A Phase II Study of Crenolanib in Relapsed/Refractory Acute Myeloid Leukemia Patients With FLT3 Activating Mutations

This is a Phase II open label study of crenolanib besylate. This study will enroll subjects
with relapsed acute myeloid leukemia (AML) with FLT3 activating mutations. Two cohorts of
patients will be enrolled: those whose AML has recurred after prior chemotherapy without a
FLT3 TKI, and those whose AML has progressed after prior therapy with FLT3 TKIs. Subjects
will take Crenolanib besylate at 100 mg TID until disease progression, death, or unacceptable
toxicities. Concurrent hydroxyurea is permitted during the first 28 days of study therapy.

Inclusion Criteria:

- Confirmed primary AML relapsed or refractory after prior therapy, AML secondary to
antecedent chemotherapy or radiation therapy, or AML due to prior myelodysplastic
syndrome (MDS)/ myeloproliferative neoplasm (MPN) as defined by WHO criteria with
presence of either FLT3 ITD and/or other FLT3 activating mutations

- Patients with secondary AML should have failed no more than two (2) prior regimens

- Patients with antecedent MDS/MPN, defined by WHO criteria, without any prior therapy
for AML, regardless of the number of therapies for MDS/ MPN

- Patients with primary AML should have received no more than two (2) prior cytotoxic
containing salvage regimens. Reinduction with the same regimen or stem cell transplant
will not be considered a separate salvage regimen. Change of drugs will be considered
a salvage regimen. Unlimited FLT3 TKI therapy (even in combination with
cytotoxics/hypomethylating agents) is allowed for patients enrolled in cohort B

- Patients must have tested positive for FLT3-ITD and /or other FLT3 activating
mutations within 30 day screening period

- Males and females age ≥18 years

- ECOG PS 0-2

- Adequate liver function, defined as bilirubin ≤1.5x ULN, ALT ≤3.0x ULN, and AST ≤3.0x
ULN

- Adequate renal function, defined as serum creatinine ≤1.5x ULN

- Recovery from non-hematological toxicities of prior therapy (including HSCT) to no
more than grade 1 (except alopecia)

- Subjects should have received no anti-leukemic therapy (except hydroxyurea) prior to
the first dose of crenolanib as follows: for 14 days for classical cytotoxic agents
and for five times the t1/2 (half-life) for FLT3 inhibitors and antineoplastic agents
that are neither cytotoxic nor FLT3 inhibitors (e.g. hypomethylating agent or MEK
inhibitor)

- Negative pregnancy test for WOCBP

- Able and willing to provide written informed consent.

Exclusion Criteria:

- Absence of a FLT3 activating mutation

- <5% blasts in blood or marrow at screening

- Concurrent chemotherapy, or targeted anti-cancer agents, other than hydroxyurea

- Patient with concurrent severe and/or uncontrolled medical conditions that in the
opinion of the investigator may impair the participation in the study or the
evaluation of safety and/or efficacy

- HIV infection or active hepatitis B (defined as hepatitis B surface antigen positive)
or C (defined as hepatitis C antibody positive)

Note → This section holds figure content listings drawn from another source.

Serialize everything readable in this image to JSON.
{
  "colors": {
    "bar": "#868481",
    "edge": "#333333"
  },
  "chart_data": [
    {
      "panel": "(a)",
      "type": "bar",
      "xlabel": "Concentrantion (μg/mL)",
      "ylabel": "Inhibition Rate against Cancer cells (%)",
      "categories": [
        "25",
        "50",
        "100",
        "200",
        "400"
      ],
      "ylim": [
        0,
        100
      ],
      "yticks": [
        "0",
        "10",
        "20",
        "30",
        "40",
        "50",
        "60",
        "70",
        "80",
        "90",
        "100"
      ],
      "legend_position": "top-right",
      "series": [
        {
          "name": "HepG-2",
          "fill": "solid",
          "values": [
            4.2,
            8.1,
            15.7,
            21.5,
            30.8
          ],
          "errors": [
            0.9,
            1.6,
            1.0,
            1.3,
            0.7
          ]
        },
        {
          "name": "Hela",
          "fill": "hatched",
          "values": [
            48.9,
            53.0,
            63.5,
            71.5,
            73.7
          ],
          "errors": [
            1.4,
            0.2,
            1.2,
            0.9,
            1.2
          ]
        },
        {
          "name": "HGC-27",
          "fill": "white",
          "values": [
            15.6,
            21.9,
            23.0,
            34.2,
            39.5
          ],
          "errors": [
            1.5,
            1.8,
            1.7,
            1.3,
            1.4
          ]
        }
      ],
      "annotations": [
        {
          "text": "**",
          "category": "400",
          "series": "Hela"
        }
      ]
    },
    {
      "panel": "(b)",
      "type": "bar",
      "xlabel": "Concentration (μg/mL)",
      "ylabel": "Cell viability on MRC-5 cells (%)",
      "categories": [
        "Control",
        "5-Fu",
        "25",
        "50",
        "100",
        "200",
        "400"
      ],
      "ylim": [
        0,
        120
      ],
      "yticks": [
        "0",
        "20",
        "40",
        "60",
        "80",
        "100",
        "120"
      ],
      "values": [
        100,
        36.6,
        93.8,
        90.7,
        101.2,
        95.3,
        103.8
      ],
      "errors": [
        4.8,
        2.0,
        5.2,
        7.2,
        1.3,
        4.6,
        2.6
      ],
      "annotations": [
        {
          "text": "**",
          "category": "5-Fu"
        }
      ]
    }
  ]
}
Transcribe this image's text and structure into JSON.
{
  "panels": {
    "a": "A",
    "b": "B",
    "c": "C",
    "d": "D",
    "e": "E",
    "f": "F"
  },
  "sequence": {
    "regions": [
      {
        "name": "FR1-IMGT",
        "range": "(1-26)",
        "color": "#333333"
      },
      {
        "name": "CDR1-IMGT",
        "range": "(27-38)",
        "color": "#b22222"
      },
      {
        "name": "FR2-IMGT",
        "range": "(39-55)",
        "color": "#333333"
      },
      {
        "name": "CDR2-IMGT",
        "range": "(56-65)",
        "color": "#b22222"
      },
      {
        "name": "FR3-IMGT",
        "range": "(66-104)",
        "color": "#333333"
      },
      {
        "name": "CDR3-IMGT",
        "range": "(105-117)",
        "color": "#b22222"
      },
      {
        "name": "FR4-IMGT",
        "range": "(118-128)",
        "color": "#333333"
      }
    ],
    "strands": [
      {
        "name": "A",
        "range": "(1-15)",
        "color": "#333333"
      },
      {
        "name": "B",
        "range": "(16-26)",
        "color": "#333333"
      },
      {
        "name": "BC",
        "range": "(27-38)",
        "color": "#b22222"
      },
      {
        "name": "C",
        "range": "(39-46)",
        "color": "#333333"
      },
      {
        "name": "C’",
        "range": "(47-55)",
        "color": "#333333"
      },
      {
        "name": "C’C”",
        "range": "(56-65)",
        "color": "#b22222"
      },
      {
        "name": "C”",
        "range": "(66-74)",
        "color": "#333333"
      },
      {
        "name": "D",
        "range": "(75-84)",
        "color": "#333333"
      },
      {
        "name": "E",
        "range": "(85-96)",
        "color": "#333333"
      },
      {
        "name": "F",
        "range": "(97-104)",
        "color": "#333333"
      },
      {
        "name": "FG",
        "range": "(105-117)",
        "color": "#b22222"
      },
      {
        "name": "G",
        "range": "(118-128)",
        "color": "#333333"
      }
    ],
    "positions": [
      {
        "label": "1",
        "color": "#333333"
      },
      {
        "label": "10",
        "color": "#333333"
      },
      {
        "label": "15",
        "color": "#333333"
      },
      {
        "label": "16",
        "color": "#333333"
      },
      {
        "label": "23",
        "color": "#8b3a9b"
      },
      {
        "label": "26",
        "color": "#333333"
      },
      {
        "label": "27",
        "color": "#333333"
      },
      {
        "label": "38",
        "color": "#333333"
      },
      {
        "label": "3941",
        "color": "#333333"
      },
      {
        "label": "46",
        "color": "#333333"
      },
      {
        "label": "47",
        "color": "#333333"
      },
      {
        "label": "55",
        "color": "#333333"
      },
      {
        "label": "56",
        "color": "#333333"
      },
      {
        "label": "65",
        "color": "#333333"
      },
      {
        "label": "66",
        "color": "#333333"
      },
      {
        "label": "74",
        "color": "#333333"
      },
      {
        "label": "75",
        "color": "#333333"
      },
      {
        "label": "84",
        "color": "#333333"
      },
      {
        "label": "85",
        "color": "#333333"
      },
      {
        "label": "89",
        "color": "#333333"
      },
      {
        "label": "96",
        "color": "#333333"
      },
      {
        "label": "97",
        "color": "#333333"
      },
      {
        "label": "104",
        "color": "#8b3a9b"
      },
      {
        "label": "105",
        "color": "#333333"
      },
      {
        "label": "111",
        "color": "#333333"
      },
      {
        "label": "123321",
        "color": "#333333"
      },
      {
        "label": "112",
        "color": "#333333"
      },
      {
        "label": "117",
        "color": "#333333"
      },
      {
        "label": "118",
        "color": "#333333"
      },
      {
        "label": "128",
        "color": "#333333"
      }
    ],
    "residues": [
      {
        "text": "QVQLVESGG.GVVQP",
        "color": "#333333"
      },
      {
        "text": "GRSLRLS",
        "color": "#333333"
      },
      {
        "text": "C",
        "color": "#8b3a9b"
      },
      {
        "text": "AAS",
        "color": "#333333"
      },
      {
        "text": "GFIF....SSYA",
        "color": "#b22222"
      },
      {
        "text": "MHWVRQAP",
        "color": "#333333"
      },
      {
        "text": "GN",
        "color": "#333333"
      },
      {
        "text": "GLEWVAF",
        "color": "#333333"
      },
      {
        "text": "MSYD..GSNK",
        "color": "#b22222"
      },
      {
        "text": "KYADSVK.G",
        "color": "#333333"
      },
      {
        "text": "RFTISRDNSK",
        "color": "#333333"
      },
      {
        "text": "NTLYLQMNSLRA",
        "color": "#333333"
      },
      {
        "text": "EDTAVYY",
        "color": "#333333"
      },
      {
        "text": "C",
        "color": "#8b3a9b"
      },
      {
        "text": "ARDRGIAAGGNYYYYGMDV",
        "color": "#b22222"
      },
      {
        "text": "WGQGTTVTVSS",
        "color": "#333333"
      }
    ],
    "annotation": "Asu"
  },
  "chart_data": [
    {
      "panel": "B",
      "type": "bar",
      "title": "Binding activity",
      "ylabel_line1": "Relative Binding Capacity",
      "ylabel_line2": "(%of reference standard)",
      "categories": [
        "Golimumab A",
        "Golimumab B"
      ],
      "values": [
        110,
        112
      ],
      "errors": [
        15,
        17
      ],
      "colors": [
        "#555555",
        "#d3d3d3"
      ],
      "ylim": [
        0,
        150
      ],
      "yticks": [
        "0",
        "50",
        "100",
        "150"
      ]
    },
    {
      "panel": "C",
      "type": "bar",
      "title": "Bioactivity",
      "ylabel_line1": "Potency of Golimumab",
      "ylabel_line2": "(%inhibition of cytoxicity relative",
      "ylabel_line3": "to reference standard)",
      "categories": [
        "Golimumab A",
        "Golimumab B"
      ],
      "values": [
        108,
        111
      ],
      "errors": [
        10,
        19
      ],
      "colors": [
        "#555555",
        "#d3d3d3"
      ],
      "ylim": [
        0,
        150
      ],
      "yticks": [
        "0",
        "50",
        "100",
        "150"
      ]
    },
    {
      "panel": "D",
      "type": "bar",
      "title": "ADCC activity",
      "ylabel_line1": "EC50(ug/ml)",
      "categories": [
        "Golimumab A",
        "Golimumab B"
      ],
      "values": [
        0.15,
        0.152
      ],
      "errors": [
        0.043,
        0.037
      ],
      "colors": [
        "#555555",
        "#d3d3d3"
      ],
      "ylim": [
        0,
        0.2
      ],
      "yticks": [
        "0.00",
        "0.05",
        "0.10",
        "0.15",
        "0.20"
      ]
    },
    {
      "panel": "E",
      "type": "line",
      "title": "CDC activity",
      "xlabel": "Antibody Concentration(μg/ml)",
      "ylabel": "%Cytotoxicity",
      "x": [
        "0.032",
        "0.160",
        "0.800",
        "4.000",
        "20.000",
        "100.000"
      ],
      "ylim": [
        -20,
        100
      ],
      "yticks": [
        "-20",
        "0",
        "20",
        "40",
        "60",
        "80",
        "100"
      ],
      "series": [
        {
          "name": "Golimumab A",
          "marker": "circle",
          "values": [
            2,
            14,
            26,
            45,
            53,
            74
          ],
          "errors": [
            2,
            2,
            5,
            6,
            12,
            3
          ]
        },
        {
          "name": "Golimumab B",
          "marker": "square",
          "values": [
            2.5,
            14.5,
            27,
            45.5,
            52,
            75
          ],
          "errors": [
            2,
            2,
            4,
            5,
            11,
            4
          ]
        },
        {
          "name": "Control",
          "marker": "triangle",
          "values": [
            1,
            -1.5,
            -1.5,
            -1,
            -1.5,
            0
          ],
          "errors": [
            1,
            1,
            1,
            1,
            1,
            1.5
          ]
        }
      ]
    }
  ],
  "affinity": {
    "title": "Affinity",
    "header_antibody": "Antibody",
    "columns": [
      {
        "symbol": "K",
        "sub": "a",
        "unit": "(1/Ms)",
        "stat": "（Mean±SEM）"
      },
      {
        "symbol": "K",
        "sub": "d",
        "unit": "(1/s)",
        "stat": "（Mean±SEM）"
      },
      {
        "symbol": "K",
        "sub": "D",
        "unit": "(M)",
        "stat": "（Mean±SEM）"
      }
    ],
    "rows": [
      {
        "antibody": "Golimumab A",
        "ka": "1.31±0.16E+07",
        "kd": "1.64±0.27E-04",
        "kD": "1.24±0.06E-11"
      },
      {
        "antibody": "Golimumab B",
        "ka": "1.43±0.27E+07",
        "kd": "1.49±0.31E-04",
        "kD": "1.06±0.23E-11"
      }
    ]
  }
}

- Known clinically active central nervous system (CNS) leukemia

- Patients less than 30 days post HSCT

- Subjects who have clinically significant graft versus host disease requiring treatment
and /or have >grade 2 persistent non hematological toxicity related to transplant

- Prior crenolanib treatment for a non-leukemic indication

- Major surgical procedures within 14 days of Day 1 administration of crenolanib.

- Unwillingness or inability to comply with protocol.